The most visible sign of Dreiling’s, and the Board’s, work is the 30,000-square-foot expansion in the Children’s Hospital that led to the addition of 33 beds for acute, surgical and neonatal intensive care.

This, along with increased resources for innovative programming, research and training of future physicians, was made possible through the successful completion of the $33 million Children’s Health Initiative, which ultimately raised $2 million more than its goal.

“The Monroe Carell Jr. Children’s Hospital at Vanderbilt provides life-saving work to the children of our community. The expansion of the hospital was an ambitious project to help ensure we continue to serve the needs of the children and families that need us most. I am very honored to work with such a dynamic board that has been instrumental to making this expansion a reality,” said Dreiling, who set the tone among leaders on the board and in the community by committing more than $1 million from Dollar General to support the Neonatal Intensive Care Unit as part of the Children’s Hospital expansion.

As he prepares to complete his two-year term as chair, Dreiling’s energy and enthusiasm will continue to drive the board’s work to ensure that children and families living in the Nashville community and those who come to Children’s Hospital for care, continue to receive the highest-quality, compassionate care.

– by Paula Jones

 

A growing partnership

 

 

Madeleine "Maddie" Wright, 5, served as child ambassador for the 2013 Iroquois Steeplechase.

Every year on a spring day in May—rain or shine—the sounds of pounding hooves can be heard running at Percy Warner Park in Nashville. Crowds of up to 25,000 people, dressed in seersucker suits, fancy dresses and floppy hats, flock to the premier race of the year, the Iroquois Steeplechase.

 

Since 1981, the event has been a key fundraiser for Monroe Carell Jr. Children’s Hospital at Vanderbilt, raising more than $9.5 million over the 32-year partnership. Ticket sales, along with corporate sponsorships, go toward increasing those funds every year.

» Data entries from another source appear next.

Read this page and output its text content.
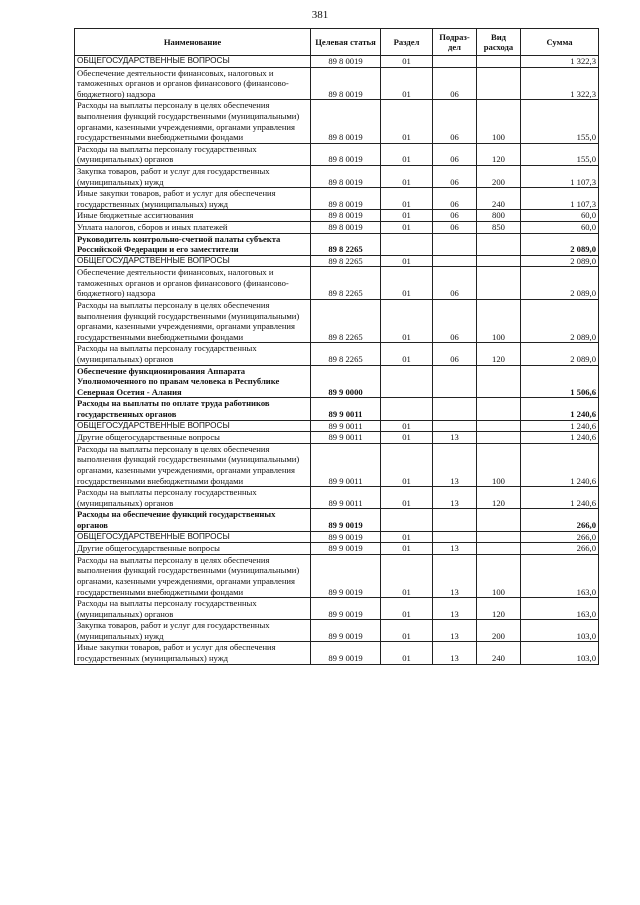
381
Наименование	Целевая статья	Раздел	Подраз-дел	Вид расхода	Сумма
ОБЩЕГОСУДАРСТВЕННЫЕ ВОПРОСЫ	89 8 0019	01			1 322,3
Обеспечение деятельности финансовых, налоговых и таможенных органов и органов финансового (финансово-бюджетного) надзора	89 8 0019	01	06		1 322,3
Расходы на выплаты персоналу в целях обеспечения выполнения функций государственными (муниципальными) органами, казенными учреждениями, органами управления государственными внебюджетными фондами	89 8 0019	01	06	100	155,0
Расходы на выплаты персоналу государственных (муниципальных) органов	89 8 0019	01	06	120	155,0
Закупка товаров, работ и услуг для государственных (муниципальных) нужд	89 8 0019	01	06	200	1 107,3
Иные закупки товаров, работ и услуг для обеспечения государственных (муниципальных) нужд	89 8 0019	01	06	240	1 107,3
Иные бюджетные ассигнования	89 8 0019	01	06	800	60,0
Уплата налогов, сборов и иных платежей	89 8 0019	01	06	850	60,0
Руководитель контрольно-счетной палаты субъекта Российской Федерации и его заместители	89 8 2265				2 089,0
ОБЩЕГОСУДАРСТВЕННЫЕ ВОПРОСЫ	89 8 2265	01			2 089,0
Обеспечение деятельности финансовых, налоговых и таможенных органов и органов финансового (финансово-бюджетного) надзора	89 8 2265	01	06		2 089,0
Расходы на выплаты персоналу в целях обеспечения выполнения функций государственными (муниципальными) органами, казенными учреждениями, органами управления государственными внебюджетными фондами	89 8 2265	01	06	100	2 089,0
Расходы на выплаты персоналу государственных (муниципальных) органов	89 8 2265	01	06	120	2 089,0
Обеспечение функционирования Аппарата Уполномоченного по правам человека в Республике Северная Осетия - Алания	89 9 0000				1 506,6
Расходы на выплаты по оплате труда работников государственных органов	89 9 0011				1 240,6
ОБЩЕГОСУДАРСТВЕННЫЕ ВОПРОСЫ	89 9 0011	01			1 240,6
Другие общегосударственные вопросы	89 9 0011	01	13		1 240,6
Расходы на выплаты персоналу в целях обеспечения выполнения функций государственными (муниципальными) органами, казенными учреждениями, органами управления государственными внебюджетными фондами	89 9 0011	01	13	100	1 240,6
Расходы на выплаты персоналу государственных (муниципальных) органов	89 9 0011	01	13	120	1 240,6
Расходы на обеспечение функций государственных органов	89 9 0019				266,0
ОБЩЕГОСУДАРСТВЕННЫЕ ВОПРОСЫ	89 9 0019	01			266,0
Другие общегосударственные вопросы	89 9 0019	01	13		266,0
Расходы на выплаты персоналу в целях обеспечения выполнения функций государственными (муниципальными) органами, казенными учреждениями, органами управления государственными внебюджетными фондами	89 9 0019	01	13	100	163,0
Расходы на выплаты персоналу государственных (муниципальных) органов	89 9 0019	01	13	120	163,0
Закупка товаров, работ и услуг для государственных (муниципальных) нужд	89 9 0019	01	13	200	103,0
Иные закупки товаров, работ и услуг для обеспечения государственных (муниципальных) нужд	89 9 0019	01	13	240	103,0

In a show of ongoing support, event organizers recently decided to specifically designate the money raised during the event and at auxiliary events to the Volunteer State Horsemen’s Foundation Iroquois Steeplechase Fund at Children’s Hospital—an endowment that will support critical research addressing childhood diseases or other pressing needs, as determined by the chair of Pediatrics.

“Supporting the hospital is something that everyone in the community can get behind, because even if you haven’t utilized the hospital yourself, you know someone who has,” said Libby Cheek, executive director of the event. “Giving back to our children is a very positive and uplifting experience.”